Una fabbrica di protesi ad Haiti per i bimbi mutilati
Caterina Zanirato
Parma è pronta a partire per aiutare Haiti. Il comitato speciale, costituito dal Comune dopo il violento sisma, ha dato i suoi frutti: è stato stabilito l’obiettivo da raggiungere e i modi in cui si raccoglieranno le donazioni dei cittadini. Il progetto che sosterrà il Comune, insieme a numerose associazioni tra cui Parma per gli altri, Anmic, Parma Fc, Mogli dei medici e la Protezione civile, è mirato alla costruzione di una fabbrica di protesi per i bambini mutilati, allestita all’interno di «Francisville», città dei mestieri, costruita dalla Fondazione Francesca Rava che opera nel territorio haitiano da 22 anni. «Vogliamo realizzare un centro che produca protesi per i bambini mutilati - conferma il sindaco Pietro Vignali -. E per raccogliere i fondi abbiamo organizzato una serie di iniziative che si concluderanno il 28 febbraio con lo spettacolo di moda di Renato Balestra al Teatro Regio. Ringrazio tutti coloro che hanno voluto partecipare: sono la coesione e l’energia che creano una comunità».

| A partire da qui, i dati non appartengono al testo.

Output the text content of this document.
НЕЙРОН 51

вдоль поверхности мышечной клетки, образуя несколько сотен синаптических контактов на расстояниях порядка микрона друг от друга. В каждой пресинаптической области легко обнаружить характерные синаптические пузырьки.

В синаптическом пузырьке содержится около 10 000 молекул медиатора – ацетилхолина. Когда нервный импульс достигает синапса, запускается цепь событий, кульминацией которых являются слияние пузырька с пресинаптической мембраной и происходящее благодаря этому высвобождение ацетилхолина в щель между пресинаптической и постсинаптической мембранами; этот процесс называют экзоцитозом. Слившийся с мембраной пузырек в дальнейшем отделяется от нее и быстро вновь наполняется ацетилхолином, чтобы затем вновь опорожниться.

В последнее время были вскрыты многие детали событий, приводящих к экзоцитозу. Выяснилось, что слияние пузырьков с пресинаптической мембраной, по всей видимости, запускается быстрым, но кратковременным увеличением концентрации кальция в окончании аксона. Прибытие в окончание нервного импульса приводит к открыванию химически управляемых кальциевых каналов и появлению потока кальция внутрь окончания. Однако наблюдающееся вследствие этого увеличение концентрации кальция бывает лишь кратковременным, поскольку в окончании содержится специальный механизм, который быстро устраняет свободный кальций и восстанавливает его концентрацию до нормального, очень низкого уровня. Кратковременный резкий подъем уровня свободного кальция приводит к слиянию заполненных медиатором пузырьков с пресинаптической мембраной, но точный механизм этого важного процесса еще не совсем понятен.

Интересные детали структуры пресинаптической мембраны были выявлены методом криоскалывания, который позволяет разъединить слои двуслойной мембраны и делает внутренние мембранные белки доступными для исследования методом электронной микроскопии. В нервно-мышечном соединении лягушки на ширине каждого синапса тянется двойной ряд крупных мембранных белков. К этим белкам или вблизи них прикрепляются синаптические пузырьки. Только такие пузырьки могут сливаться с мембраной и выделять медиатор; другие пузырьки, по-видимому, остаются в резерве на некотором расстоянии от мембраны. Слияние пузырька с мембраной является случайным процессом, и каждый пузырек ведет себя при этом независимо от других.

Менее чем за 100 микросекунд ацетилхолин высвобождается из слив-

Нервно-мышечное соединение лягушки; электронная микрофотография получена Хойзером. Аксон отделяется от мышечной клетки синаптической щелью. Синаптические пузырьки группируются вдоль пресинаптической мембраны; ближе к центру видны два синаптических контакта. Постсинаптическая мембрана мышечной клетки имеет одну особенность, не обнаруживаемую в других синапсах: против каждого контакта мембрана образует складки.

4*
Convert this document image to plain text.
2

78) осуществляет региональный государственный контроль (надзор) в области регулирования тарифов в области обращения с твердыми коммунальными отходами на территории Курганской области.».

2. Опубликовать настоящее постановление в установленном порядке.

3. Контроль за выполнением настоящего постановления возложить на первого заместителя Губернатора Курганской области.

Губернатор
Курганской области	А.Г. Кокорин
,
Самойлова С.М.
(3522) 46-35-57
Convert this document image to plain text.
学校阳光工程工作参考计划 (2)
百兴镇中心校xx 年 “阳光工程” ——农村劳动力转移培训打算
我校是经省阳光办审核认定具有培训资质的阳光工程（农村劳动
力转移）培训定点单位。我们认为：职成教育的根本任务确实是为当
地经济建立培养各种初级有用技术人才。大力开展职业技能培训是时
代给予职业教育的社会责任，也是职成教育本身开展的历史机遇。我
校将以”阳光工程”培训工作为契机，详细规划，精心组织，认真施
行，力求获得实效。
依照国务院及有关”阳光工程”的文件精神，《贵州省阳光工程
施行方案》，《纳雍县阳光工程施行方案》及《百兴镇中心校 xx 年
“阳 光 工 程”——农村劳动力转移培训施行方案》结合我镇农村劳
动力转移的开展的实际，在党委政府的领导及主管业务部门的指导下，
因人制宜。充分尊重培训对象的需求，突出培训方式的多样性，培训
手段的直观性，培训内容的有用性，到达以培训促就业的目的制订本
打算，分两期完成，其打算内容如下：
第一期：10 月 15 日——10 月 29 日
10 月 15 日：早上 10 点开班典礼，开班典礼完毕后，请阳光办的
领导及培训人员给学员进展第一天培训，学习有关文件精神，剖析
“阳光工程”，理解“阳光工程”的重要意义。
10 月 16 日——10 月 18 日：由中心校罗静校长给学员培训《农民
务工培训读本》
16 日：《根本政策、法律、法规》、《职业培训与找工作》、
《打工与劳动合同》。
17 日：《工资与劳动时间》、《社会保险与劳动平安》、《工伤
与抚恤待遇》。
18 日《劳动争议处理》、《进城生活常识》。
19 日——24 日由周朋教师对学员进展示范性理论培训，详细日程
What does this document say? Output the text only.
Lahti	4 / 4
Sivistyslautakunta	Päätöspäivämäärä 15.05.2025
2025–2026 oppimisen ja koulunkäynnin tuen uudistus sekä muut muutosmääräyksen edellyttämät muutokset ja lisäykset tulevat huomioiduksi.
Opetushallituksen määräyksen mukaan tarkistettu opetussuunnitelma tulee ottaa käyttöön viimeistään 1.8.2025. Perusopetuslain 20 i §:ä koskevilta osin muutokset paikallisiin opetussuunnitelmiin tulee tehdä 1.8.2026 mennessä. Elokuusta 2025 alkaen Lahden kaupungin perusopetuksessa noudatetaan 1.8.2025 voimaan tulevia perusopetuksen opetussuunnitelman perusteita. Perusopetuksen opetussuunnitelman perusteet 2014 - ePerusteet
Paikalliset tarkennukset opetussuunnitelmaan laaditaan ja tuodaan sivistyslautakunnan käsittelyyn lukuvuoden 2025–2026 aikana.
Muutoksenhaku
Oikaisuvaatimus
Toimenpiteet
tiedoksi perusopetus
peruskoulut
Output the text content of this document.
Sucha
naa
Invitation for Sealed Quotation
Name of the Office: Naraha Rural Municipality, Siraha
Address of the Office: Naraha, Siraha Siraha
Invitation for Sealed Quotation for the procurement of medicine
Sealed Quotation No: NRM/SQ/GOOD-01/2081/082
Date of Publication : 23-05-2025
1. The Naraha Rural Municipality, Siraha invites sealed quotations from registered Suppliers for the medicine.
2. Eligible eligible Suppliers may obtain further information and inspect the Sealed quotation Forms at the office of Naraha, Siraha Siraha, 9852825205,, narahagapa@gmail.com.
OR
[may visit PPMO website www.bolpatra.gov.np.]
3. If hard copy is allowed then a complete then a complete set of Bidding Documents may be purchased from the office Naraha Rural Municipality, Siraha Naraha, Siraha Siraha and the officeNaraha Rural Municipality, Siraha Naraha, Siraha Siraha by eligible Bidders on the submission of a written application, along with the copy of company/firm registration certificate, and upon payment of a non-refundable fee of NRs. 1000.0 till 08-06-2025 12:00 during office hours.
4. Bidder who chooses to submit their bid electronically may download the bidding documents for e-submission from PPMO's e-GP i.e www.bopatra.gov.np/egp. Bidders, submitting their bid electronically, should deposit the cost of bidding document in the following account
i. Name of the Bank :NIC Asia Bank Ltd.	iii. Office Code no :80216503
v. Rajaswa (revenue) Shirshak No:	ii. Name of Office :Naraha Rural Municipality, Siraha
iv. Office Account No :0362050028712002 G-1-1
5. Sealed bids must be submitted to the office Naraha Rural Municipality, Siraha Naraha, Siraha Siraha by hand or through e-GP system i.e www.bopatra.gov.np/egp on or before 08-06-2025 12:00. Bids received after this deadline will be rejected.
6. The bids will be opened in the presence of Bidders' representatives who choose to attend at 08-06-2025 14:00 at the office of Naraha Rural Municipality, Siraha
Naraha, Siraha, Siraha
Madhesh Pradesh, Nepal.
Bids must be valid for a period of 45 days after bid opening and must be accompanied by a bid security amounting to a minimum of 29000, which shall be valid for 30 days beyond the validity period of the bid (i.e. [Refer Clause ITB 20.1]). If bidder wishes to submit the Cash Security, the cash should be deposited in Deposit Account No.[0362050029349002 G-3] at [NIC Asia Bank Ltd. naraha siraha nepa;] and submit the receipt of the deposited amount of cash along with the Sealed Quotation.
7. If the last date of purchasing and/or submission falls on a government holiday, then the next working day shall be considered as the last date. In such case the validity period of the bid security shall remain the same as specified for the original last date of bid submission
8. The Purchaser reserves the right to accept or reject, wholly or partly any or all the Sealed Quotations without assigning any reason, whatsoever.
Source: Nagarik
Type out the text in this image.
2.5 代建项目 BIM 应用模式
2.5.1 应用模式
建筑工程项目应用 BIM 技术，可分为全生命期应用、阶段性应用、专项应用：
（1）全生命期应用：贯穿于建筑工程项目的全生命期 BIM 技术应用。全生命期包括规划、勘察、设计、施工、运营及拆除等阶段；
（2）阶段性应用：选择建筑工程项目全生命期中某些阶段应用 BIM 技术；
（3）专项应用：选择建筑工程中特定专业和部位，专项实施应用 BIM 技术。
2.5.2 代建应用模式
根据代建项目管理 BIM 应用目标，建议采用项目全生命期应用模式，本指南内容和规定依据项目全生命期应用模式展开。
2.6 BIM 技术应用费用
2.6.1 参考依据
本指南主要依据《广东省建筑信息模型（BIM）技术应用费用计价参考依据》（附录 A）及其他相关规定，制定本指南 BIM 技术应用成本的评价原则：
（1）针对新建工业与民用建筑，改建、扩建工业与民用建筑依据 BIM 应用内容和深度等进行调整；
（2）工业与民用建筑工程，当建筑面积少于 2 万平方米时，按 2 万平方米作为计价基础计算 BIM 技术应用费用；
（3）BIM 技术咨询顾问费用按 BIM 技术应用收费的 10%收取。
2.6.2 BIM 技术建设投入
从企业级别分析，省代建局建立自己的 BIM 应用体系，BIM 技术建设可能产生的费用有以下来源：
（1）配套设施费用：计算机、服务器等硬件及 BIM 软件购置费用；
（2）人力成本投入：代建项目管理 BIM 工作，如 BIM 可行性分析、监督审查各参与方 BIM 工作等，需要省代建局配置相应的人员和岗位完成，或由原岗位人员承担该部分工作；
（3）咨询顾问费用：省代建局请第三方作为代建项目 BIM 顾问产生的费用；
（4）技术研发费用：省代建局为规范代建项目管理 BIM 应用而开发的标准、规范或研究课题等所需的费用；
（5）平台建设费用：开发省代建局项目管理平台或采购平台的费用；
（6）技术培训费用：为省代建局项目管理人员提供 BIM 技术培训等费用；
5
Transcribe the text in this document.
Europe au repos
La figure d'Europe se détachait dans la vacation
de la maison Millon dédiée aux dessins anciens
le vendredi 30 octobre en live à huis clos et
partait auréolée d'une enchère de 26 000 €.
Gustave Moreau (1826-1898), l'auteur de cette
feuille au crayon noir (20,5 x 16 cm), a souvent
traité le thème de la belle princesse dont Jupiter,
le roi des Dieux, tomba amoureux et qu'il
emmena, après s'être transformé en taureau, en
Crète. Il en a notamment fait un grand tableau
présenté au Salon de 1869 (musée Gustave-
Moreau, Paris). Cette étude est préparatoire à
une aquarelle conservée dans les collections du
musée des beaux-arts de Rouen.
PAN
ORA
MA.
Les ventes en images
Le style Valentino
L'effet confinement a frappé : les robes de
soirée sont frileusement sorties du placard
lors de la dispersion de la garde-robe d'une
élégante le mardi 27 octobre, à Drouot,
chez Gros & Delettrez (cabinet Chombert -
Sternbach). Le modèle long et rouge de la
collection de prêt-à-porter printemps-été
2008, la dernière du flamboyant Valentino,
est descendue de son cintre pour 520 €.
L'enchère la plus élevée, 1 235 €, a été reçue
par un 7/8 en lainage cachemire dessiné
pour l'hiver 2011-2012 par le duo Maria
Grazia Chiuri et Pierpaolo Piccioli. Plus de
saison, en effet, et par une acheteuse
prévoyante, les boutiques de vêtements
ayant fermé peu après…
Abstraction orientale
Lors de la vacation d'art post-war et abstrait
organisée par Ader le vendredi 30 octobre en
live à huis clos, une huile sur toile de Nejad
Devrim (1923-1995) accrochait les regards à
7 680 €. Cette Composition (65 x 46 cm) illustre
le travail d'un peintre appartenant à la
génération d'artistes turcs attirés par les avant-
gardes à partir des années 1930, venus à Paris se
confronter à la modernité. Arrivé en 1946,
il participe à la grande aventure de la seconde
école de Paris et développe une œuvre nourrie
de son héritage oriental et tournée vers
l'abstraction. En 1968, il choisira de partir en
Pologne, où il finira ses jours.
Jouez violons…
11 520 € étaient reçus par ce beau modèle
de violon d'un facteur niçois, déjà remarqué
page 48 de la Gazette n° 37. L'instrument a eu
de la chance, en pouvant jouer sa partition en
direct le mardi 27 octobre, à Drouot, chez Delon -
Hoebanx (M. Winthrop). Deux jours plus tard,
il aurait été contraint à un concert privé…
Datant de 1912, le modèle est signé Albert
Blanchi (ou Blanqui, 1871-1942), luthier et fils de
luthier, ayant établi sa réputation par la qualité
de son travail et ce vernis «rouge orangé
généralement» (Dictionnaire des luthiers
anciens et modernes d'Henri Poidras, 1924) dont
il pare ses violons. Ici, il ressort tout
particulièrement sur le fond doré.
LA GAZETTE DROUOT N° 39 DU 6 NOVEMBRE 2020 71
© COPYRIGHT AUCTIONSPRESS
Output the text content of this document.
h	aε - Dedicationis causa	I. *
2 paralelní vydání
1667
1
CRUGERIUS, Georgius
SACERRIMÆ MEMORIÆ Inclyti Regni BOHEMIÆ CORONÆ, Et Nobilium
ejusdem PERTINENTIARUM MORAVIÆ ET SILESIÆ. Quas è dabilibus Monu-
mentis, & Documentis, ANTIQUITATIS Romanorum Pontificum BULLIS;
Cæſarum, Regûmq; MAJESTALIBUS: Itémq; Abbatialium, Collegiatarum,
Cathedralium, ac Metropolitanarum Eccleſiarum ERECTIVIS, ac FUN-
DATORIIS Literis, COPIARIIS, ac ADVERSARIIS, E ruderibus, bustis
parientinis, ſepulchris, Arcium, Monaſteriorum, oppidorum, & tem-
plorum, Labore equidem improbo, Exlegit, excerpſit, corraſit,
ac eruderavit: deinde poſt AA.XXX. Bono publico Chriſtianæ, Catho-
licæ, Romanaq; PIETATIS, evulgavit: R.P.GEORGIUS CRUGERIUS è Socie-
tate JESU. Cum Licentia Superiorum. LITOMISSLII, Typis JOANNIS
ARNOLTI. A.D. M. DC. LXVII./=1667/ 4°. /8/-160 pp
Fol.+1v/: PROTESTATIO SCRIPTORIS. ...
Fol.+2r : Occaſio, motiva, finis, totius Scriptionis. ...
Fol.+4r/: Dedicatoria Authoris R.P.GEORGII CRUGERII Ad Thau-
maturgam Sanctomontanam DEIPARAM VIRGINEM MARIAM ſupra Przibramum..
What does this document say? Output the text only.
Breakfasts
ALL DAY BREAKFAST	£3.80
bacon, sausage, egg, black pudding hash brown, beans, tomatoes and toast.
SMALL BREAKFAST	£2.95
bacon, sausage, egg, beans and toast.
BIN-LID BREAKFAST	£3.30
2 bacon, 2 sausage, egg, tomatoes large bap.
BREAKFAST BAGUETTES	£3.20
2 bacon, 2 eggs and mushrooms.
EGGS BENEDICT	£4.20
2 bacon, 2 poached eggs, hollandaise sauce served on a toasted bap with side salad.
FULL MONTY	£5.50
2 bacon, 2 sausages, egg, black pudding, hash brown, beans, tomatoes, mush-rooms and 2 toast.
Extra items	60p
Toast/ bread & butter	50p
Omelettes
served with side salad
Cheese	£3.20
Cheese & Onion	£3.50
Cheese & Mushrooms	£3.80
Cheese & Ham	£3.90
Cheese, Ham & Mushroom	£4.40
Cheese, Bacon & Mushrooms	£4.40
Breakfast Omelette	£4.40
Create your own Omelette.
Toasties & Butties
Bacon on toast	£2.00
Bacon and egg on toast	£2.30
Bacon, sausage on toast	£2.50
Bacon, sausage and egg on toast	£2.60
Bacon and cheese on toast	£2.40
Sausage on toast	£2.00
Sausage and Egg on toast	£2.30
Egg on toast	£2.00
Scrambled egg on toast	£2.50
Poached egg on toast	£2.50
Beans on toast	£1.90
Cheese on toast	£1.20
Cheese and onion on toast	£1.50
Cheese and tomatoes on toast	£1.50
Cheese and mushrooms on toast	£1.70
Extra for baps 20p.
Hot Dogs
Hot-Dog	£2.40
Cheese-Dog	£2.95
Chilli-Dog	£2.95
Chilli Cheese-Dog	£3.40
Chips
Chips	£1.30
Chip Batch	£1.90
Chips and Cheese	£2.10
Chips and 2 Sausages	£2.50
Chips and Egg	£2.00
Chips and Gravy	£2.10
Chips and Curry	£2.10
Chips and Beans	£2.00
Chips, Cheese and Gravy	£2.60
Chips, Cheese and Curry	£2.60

Gli eventi in cantiere sono molti. A partire dalla partita di oggi pomeriggio, quando il Parma calcio consegnerà un pallone simbolico al comitato. Si prosegue il 22 febbraio, alle 20.30 al ridotto del Teatro Regio, dove l'Associazione mogli dei medici organizza un concerto con la violinista Costea Mihaela. La Protezione civile, in collaborazione con Seirs, raccoglierà medicinali utili alla popolazione haitiana e il 28 febbraio, alle 20.30, si concluderanno le manifestazioni con la maratona benefica e lo spettacolo dedicato all’alta moda. Chi vuole aderire può versare un contributo sul conto corrente IT47R06930127000000000469 54. «L'Oms ha reso noto che negli ospedali haitiani si praticano più di cento amputazioni al giorno, ma mancano gli ausili e le strumentazioni per la cura - commenta l’assessore Giovanni Paolo Bernini, presidente del comitato “Parma per Haiti” -. È l'occasione per la città di confermare al mondo intero il volto della nostra solidarietà. Per questo è indispensabile l’aiuto di tutti. L’operazione sarà totalmente trasparente e tutti potranno seguire i progressi raggiunti attraverso il sito www.parmaperhaiti.com».
Alla presentazione del progetto c'era anche Francesca Turci della Fondazione Francesca Rava - Nph: «Questo progetto è stato pensato non solo per chi vive una condizione di emergenza, ma anche per aiutare i giovani a costruirsi un futuro, lavorando nella fabbrica, come si sta già facendo da anni a Francisville».